Tuesday, February 12, 2008

Aisha's Red Hand

This is an article first published for Agenda magazine Finland and Ovi magazine.

How does it feel when you look into a sixteen-year-old girl's eyes and you feel that, even though she is just sixteen, you are looking into the eyes of the oldest woman on earth? How does it feel to look into a sixteen-year-old girl’s eyes to feel that all you can see is the sadness and sorrow of the world? I do have the answer, yet it is just so difficult to put into words.

For most of us in the west, problems in Sudan only started a few years ago when celebrities like Bono and George Clooney publicized them, but the reality for the Sudanese people is that the nightmare started three decades ago. It is now an extremely violent war that began between sides and gradually became a war between tribes with ancient vendettas rising from the darkest side of the people. In the beginning it was grown men who fought but year after year fewer and fewer of them came to join the armies. Thousands of them dead, more crippled, yet all of them destroyed.

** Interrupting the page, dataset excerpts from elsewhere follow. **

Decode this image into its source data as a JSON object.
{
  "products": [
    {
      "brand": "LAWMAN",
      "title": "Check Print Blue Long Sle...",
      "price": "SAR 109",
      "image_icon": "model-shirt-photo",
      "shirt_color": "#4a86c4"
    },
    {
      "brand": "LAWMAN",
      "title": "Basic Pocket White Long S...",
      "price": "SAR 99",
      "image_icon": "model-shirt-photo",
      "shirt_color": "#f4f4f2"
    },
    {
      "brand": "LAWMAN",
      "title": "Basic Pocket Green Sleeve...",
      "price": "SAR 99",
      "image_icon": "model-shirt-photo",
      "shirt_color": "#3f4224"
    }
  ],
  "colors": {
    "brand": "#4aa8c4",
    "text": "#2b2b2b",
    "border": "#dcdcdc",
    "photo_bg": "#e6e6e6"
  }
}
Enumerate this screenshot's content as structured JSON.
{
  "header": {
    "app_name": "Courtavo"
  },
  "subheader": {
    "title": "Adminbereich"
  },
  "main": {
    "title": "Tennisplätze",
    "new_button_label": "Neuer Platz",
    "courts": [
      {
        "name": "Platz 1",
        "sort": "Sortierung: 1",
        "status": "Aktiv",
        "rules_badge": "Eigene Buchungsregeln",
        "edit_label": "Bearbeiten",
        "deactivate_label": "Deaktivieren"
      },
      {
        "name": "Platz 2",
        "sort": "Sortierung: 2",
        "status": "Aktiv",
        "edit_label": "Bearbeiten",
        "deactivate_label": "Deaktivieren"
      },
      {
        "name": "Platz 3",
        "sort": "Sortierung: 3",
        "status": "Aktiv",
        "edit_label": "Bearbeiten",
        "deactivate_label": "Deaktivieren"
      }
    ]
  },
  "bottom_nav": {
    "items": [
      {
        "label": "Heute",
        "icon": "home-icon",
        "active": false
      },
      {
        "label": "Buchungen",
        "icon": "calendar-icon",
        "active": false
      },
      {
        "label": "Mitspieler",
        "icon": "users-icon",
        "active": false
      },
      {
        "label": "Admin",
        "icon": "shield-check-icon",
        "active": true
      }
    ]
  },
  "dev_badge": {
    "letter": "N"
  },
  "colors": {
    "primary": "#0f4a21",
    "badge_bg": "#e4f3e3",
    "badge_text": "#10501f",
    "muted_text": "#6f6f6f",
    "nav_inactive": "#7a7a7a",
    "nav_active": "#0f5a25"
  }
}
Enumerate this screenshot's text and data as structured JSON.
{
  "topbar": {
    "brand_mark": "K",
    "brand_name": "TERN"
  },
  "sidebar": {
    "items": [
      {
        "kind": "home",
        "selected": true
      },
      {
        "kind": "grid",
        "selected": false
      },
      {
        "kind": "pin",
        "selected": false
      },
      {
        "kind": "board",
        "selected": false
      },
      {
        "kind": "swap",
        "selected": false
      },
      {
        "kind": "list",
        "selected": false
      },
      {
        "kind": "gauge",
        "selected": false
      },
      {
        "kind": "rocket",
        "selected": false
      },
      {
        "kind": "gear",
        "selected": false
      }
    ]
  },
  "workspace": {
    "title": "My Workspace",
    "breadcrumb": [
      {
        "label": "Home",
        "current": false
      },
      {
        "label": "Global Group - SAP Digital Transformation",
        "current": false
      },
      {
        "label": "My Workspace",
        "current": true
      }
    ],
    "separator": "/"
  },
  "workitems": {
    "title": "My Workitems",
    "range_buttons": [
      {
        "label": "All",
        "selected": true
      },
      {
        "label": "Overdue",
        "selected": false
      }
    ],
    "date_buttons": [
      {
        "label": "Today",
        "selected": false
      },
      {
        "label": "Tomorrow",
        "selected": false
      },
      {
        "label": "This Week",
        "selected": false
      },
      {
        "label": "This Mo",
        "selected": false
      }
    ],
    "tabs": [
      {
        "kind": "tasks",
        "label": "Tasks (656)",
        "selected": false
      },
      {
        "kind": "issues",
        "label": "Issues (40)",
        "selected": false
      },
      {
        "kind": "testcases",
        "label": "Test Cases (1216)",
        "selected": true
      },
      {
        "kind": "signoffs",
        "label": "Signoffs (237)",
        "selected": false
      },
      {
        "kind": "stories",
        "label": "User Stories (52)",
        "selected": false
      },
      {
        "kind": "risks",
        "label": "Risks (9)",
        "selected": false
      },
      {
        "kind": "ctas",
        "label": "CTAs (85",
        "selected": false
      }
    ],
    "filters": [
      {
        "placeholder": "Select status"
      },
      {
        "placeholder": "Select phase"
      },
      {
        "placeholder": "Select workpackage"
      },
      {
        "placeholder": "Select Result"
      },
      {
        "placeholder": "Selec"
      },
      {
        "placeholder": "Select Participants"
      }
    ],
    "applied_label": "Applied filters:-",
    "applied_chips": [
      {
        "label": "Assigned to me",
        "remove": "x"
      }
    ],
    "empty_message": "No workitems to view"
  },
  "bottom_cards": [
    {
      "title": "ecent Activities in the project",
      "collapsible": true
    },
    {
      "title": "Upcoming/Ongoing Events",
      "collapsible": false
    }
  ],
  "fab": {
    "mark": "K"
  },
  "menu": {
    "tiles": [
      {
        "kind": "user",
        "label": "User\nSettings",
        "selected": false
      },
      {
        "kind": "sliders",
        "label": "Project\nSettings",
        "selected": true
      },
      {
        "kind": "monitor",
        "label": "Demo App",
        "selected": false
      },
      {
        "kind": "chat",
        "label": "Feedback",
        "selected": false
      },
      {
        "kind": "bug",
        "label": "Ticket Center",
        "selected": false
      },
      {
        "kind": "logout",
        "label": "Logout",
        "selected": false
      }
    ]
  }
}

In the beginning the average age of the warriors was late-twenties - warriors because after one point there were no armies, only warlords who were followed by groups armed ready for hell. After a decade of continued war the average age dropped to the early-twenties and in the early-90s all sides began recruiting children aged ten to twelve-years-old. Aisha - I’m going to use this name as alias for the sixteen-year-old girl I met - was twelve when she was recruited.

Under these circumstances recruiting doesn’t mean there was an office ready to welcome volunteers, a heavily-armed group entered her village collected all the kids over ten-years-old killing anybody who would dare show or hint at any kind of resistance, put them in the back of tracks and then leave for their camps. These groups, after a point, included boys and girls, since in death there is always equality. The groups were from all sides, including the government’s army groups.

The kids would be taken to small camps where, with a little help from drugs and fear, they would learn how to use weapons and how to kill. Killing for them meant survival, since if they didn’t kill then they weren't good enough for the warlord or the army and therefore killed. Very few of them survived more than the first few months and during this time they forgot what is to be a kid, what it is to be somebody’s son or daughter and what it is peace. War and fear become their only life.

Aisha was raped on the very first day of her recruitment by nearly all the grown-ups in the camp and she was not the only one who went through this torture; she remembers that on the very same day another four girls had been …recruited with her. The rape was part of her ritual to rivet! Drugs and alcohol were the main part of it. The fear, within hours, had become a way of life and the only way to keep sane was to forget the past and kill. The more she killed, the more she was accepted into the group. She was even promoted to lieutenant.

After two years she had no idea how she came out of it. One day she saw a long line of refugees walking at the side of the street, she threw away the gun and the sack with the bullets and, without looking around her, expecting a bullet in the head, she pulled a blanket she was carrying over her head and joined the women that were walking at the side of the road. In the beginning it was the refugee camps and then gradually she found her way to Europe.

These few sentences cannot describe what she went through all this time and this is only a brief report suitable for the space of a magazine, but for one minute permit your imagination to walk the same path this girl was upon. For one minute try to imagine the pain, the desperation, the horror and the fear this girl felt when she was only thirteen-years-old, the same age girls all around us are playing with make-up.

Red Hand Day does not only exist to remind us that there have been child soldiers, but to shake us and make us understand that at this very minute, as you read this article, another girl named Aisha somewhere in Sudan, Niger, Kenya or another place in Africa, is blinded by pain, fear and drugs, carries a gun and is ready to kill or be killed for …nothing! It is our obligation to stop it now by pressing governments and organizations, by demonstrating and talking about it because everybody should be part of the solution until it is finally all over and the Aishas of this world can sleep for one night without nightmares!